Mandado – ordem escrita por uma autoridade.
Assim, cada profissão ou grupo de profissionais desenvolve uma linguagem específica. Na economia, por exemplo, encontramos termos como: Produto Interno Bruto, Política Fiscal, Spread bancário, Política Monetária, Taxas de Investimento etc.
Ainda há as questões de regionalismos – palavras diferentes com significados iguais, separados por usos e costumes de uma determinada região, por exemplo, bergamota é o mesmo que mexerica, tangerina, mimosa e tanjo. Para mandioca, temos macaxeira e aipim, entre outros exemplos.
Diante disso, em vez de ficar magoado por ter entendido algo que sua decodificação indicou, melhor seria perguntar o que a pessoa do outro lado quis dizer, de verdade. Um bom ouvinte faz isso: antes de concluir em uma primeira instância, prefere perguntar para não ter dúvidas frente a uma situação de relacionamento, seja em uma reunião com a liderança, vendas, negociação, em uma situação formal ou informal.

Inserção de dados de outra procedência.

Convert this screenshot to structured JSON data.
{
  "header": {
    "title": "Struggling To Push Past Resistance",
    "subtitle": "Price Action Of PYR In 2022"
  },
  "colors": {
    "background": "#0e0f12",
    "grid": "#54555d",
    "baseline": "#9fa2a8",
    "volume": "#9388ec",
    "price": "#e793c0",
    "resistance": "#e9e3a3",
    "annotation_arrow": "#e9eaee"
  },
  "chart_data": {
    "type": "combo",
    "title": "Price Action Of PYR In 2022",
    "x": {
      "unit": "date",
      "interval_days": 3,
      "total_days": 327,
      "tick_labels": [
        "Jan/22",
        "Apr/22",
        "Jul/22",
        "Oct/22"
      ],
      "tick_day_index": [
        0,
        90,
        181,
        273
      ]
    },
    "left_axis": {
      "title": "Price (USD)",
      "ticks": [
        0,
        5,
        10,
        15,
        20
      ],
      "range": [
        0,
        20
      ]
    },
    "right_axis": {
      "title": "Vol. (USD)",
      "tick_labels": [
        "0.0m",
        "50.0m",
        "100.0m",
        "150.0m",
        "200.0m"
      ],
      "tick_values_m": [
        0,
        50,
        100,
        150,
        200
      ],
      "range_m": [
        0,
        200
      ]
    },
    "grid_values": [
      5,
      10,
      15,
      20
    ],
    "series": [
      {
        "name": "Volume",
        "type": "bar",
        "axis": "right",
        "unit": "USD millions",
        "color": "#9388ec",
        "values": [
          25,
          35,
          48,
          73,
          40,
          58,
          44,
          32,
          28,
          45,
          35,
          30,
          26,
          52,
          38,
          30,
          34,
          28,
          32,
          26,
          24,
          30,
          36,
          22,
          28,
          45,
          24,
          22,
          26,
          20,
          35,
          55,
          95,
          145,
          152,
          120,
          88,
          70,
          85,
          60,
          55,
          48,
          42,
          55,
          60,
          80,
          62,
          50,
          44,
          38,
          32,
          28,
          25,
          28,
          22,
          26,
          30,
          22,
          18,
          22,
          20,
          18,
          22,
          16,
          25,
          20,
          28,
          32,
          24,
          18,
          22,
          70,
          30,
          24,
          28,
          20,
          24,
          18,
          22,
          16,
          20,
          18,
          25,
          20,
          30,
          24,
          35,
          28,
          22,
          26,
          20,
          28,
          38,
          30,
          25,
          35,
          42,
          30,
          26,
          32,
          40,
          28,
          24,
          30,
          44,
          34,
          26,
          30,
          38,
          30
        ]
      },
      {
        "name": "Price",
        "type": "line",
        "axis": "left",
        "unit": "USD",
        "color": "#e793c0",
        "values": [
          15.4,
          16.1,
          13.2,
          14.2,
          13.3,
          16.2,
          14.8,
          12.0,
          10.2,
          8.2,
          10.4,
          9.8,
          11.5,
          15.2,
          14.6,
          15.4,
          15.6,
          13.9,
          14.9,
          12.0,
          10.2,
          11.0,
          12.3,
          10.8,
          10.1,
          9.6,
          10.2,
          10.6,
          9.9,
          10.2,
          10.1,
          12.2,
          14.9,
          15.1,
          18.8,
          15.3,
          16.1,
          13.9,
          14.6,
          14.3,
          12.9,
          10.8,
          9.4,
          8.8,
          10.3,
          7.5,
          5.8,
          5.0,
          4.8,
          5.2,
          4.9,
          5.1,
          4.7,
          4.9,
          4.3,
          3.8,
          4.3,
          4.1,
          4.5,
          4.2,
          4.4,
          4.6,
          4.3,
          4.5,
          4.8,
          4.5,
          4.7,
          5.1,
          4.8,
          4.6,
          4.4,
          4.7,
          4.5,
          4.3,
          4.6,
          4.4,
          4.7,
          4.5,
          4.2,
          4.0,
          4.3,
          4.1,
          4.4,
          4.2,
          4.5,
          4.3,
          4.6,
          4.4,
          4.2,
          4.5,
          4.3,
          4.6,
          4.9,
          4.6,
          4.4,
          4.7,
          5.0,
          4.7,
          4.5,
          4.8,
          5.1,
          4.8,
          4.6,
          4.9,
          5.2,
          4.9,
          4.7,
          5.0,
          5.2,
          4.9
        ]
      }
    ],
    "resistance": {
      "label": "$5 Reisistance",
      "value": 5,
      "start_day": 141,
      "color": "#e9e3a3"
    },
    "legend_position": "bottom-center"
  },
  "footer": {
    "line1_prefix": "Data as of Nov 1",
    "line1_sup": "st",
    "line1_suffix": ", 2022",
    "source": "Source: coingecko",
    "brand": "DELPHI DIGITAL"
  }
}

Asseguro a você que muitos dissabores serão evitados, se, antes de reagir pelo que entendeu, tiver um pouco mais de calma e, educadamente, com paciência perguntar ao seu interlocutor:
“Do que você disse, eu entendi … Foi exatamente isso que quis me dizer?”
Dica
Experimente adotar esse comportamento e espero que sua vida seja melhor se estiver atento a esse detalhe.